ELE ENTRA NA SALA DE AULA COM UM FILHOTE DE TERRANOVA NOS BRAÇOS. VOCÊS NÃO ESTÃO ENTENDENDOOOOOOOOOOOOOOOOOOOOOOOOOOOO

Basicamente ele foi avaliar um projeto sei lá onde, na roça, e achou o coitadinho abandonado no meio do capim, com aquela cara de desamparado. Resolveu levá-lo pra casa, já que ele mesmo mora meio na roça, em uma casa grande, com três filhos, e a cachorra da família já está muito velha e quase subindo no telhado. Que sorte do filhote!

Compreensivelmente, quase tive um treco quando vi o cachorro. Coitado, de tão amedrontado ele nem se mexia; peguei-o no colo e senti o coraçãozinho disparando. Me olhava com aqueles olhos bonzinhos e eu quase chorei. Dei aula com o filhote dormindo no meu colo, roncando, com a cabeça apoiada na mesa.

o amor é lindo

Hoje a gatinha, que se chama Giulietta, trouxe um camundongo morto pra casa. Devidamente devorado, da cabeça aos pés. E depois, pra complementar o café da manhã, foi comer a ração do Leguinho. Na mesma tigela, com ele.

cats and dogs

Eu não canso de observar bichos. Nesses dias dormindo na Arianna, tentamos ficar o máximo de tempo possível com os meninos, já que ficam o dia inteiro sozinhos em casa, coitados. Então saímos da oficina, passamos em casa pra jantar e tomar banho, e corremos pra Arianna. Levamos todos pra passear ali em torno mesmo, até a estação and back. Leo e Demo são desobedientes e por isso vão de coleira. Só que não foram acostumados e ficam o tempo todo tropeçando, se enrolando e empacando. Leguinho, o único obediente, vai solto, porque depois das nove não há ninguém ali na rua, só na praça, tomando sorvete. Virgola vai no carrinho de bebê que o Ettore achou inteirinho fora de uma caçamba de lixo há muitos anos, e desde então virou o Virgolamóvel. Imagino que quem nos vê deve achar que somos malucos: uma cachorra loura num carrinho de bebê, um preto imenso solto, com a língua de fora e a bunda rebolativa, e dois cachorros retardados, com coleiras improvisadas, com cara de quem comeu e não gostou.

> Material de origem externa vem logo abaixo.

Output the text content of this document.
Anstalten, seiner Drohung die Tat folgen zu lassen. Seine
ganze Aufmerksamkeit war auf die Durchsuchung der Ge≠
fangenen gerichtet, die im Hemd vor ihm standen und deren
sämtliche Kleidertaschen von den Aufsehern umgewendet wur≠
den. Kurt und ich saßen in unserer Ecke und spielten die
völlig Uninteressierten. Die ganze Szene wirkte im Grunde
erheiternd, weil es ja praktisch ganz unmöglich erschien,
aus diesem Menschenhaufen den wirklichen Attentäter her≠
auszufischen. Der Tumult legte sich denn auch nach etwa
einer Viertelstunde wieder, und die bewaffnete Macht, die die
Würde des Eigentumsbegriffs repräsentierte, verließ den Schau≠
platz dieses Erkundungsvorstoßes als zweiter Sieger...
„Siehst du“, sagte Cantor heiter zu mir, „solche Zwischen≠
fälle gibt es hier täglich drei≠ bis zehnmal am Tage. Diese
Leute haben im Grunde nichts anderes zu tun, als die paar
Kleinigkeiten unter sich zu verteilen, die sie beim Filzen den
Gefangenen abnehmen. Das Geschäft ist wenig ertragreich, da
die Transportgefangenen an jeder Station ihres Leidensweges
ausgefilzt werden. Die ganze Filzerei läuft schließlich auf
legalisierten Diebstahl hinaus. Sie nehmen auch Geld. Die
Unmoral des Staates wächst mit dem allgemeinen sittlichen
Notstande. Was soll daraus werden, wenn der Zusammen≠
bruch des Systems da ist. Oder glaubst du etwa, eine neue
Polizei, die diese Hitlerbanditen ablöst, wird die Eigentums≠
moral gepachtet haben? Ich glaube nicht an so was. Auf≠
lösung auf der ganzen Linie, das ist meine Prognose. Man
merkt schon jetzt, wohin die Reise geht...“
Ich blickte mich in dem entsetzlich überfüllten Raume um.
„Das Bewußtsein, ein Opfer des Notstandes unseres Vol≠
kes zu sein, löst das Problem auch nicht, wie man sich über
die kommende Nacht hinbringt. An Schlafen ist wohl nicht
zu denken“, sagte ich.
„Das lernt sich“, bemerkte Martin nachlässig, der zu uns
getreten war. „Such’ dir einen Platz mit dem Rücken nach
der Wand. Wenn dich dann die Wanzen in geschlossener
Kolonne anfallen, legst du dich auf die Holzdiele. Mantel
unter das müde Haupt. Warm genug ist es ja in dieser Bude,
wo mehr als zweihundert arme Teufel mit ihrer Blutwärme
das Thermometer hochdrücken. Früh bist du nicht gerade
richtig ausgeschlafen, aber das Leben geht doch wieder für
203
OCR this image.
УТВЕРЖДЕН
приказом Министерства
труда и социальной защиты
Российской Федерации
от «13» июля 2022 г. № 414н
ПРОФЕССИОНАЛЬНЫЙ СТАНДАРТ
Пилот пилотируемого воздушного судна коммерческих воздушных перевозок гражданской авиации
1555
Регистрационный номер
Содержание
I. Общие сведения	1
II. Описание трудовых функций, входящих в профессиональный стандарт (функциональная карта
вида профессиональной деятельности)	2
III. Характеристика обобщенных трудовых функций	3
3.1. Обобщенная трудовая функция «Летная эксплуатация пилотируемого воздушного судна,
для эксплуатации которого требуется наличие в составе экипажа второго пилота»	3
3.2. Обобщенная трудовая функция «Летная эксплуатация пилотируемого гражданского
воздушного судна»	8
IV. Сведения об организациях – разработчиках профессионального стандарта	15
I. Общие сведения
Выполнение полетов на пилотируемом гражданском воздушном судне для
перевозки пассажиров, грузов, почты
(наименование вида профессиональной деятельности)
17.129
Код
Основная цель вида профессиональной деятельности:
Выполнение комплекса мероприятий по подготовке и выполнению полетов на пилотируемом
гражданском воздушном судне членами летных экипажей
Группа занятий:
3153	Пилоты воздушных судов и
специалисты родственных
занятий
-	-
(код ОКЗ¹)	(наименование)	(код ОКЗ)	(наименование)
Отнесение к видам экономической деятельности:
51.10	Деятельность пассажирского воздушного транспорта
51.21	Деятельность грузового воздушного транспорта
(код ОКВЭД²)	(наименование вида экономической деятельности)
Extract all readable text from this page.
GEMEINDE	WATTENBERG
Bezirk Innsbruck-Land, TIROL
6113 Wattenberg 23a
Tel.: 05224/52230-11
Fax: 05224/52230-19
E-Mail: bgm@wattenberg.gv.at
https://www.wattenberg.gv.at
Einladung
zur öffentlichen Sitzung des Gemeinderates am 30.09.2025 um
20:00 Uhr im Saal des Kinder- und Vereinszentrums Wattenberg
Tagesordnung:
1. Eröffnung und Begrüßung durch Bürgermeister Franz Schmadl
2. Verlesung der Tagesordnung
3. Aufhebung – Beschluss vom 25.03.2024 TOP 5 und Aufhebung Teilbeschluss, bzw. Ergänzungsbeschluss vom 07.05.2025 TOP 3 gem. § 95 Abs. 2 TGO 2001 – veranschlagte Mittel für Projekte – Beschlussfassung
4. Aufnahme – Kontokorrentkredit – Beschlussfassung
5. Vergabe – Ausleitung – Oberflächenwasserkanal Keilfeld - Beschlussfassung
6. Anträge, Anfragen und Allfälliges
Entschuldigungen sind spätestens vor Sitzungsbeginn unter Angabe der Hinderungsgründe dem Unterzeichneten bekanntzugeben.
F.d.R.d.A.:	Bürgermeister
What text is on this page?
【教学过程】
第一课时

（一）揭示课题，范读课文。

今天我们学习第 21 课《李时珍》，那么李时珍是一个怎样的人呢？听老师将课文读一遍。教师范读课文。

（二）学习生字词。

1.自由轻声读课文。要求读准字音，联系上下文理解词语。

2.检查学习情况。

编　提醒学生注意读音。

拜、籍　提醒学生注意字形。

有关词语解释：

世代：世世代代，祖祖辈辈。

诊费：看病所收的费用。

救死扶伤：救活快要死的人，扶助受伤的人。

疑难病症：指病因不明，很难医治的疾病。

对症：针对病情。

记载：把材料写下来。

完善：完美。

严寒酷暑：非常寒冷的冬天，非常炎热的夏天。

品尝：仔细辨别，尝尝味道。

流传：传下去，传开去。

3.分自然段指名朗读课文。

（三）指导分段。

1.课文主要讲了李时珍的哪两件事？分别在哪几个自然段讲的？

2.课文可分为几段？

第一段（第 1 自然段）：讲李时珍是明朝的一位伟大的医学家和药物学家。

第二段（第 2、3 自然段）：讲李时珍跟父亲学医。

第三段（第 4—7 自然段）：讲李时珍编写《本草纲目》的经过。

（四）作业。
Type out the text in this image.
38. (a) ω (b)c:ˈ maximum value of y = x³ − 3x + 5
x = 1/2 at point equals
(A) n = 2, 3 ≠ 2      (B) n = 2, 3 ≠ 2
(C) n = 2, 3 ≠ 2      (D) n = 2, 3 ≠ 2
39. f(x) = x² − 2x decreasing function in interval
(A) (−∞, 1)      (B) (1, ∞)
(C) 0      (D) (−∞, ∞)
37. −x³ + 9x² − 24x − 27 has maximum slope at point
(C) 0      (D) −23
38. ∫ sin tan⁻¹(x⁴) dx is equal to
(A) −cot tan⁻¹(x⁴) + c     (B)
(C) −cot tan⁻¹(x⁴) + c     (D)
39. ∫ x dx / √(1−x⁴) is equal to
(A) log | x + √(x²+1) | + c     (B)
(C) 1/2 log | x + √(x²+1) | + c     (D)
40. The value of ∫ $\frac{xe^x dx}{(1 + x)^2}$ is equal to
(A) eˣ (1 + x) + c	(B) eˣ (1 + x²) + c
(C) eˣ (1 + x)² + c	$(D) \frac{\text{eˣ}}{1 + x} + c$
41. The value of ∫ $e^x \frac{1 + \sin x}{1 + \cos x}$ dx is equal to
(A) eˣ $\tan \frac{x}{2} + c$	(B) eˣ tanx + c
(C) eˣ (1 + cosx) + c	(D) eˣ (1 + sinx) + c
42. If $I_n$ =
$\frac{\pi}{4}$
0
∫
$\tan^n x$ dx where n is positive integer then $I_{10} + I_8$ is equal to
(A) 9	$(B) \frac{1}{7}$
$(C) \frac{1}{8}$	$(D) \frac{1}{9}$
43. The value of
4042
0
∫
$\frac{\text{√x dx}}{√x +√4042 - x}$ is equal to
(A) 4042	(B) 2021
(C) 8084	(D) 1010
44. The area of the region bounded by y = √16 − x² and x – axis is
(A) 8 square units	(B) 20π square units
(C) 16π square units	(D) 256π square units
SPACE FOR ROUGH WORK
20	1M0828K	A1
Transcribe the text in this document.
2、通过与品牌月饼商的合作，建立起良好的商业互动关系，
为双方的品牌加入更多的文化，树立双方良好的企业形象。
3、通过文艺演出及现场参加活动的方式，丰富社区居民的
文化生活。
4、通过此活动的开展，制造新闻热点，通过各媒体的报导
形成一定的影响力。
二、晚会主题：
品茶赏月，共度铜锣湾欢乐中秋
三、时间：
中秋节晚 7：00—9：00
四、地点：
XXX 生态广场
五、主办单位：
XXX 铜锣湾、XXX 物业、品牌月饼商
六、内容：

De manhã acordo sempre muito cedo, com os malditos galos se esgoelando lá fora, e aproveito pra dar uma volta com os meninos. Solto todos, porque às seis da manhã não incomodam ninguém. Todos os dias o Leguinho vai fazer o cocô dele láaaaaaa longe no campo, comemora, volta, rouba um toco do depósito de lenha do quintal, deita no gramado na minha frente e começa a roer o toco e comer a casca (cada louco com sua mania, after all). Os mongos do Leo e do Demo desaparecem e só voltam pra casa quando já estamos saindo, as línguas de fora, as patas cheias de lama. Perdemos uns cinco minutos pra arrebanhar os dois pra dentro e fechar o portão.

E ainda tem as gatas.

Eu sou uma dog person inconversível, vocês sabem. Tenho pouca paciência com bichos arrogantes como gatos, mas alguns me conquistam. A Priscilla, dengosa como era, passava os domingos inteiros no meu colo. Mas a Priscilla, única gata suja do mundo, que fazia cocô pelo quintal inteiro, menos onde havia terra pra enterrar, foi convenientemente despachada com três filhotas pra casa de uma prima da Arianna, que estava precisando se livrar de uns ratos asquerosos. A filhota preta ficou com a tia do Mirco, que é quem está cuidando das galinhas, dos patos, dos gansos, dos pombos e dos coelhos enquanto o povo está na Holanda. E em casa ficou uma das filhotas tigradas, que por sorte é dengosa que nem a Priscilla. Literalmente escala o seu corpo até chegar no seu colo, arranha a sua perna pedindo carinho, deita de barriga pra cima, suspira, ronrona, morde o rabo do Legolas. Um amor! :)

uia

A notícia não boa da semana é que a namorada dos cachorros está no cio outra vez. Toda hora ela vem encher o saco dos meninos, estacionando-se do lado de fora do portão do quintal e tentando os coitados com olhares sensuais e piscadelas. O resultado é que todos ficam de mau humor, a não ser o Demo, que é leve e consegue escalar mesmo a cerca mais alta, e some a noite inteira. Chega de manhã ou de madrugada exausto, chorando pra que alguém lhe abra o portão. Até aí tudo bem, sempre foi assim. Só que hoje de manhã ele apareceu, depois de mais uma noitada de sexo selvagem, com um buraco na testa, tão fundo que se vê até o osso. Não se sabe o que aconteceu; pode ter sido outro cachorro, pode ter sido um carro, alguém pode ter dado uma porrada nele. O fato é que o Ettore ficou impressionado com o tamanho da cratera, e chegou até a ter pena do bicho – e quando chega a esse ponto é porque realmente é A CRATERA. Não quero nem ver.

querem uma foto patografada, querem?

Quem viu La Prova del Cuoco na quarta-feira viu duas fotos do Legolas sendo mostradas no ar, ao vivo. A história é a seguinte: a Antonella, a apresentadora mais bonita, simpática, atolada e gorducha da TV italiana, tem um labrador chamado Oliver, que estava procurando uma namorada. Começaram a chover e-mails e cartas na redação do programa, invariavelmente acompanhadas de fotos de cachorros, machos e fêmeas, pequenos e grandes, velhos e jovens, feios e lindos, labradores, microcães, pugs, vira-latas e até outros bichos. Ela lê as cartas no ar e ainda há uma galeria de fotos. Semana passada resolvi mandar duas do Leguinho pra ver no que dava. Uma é inédita, uma dele deitado no chão de boca aberta e língua de fora, com um pedaço de pau na bocona, e a outra é essa. Antonella leu uma parte do meu e-mail no ar: esse é o meu cachorro brasileiro, Legolas, que brinca com os gatos – ou algo desse tipo. Mostrou as fotos e fez voz de criança pra dizer como era lindo ele dando beijo na gatinha.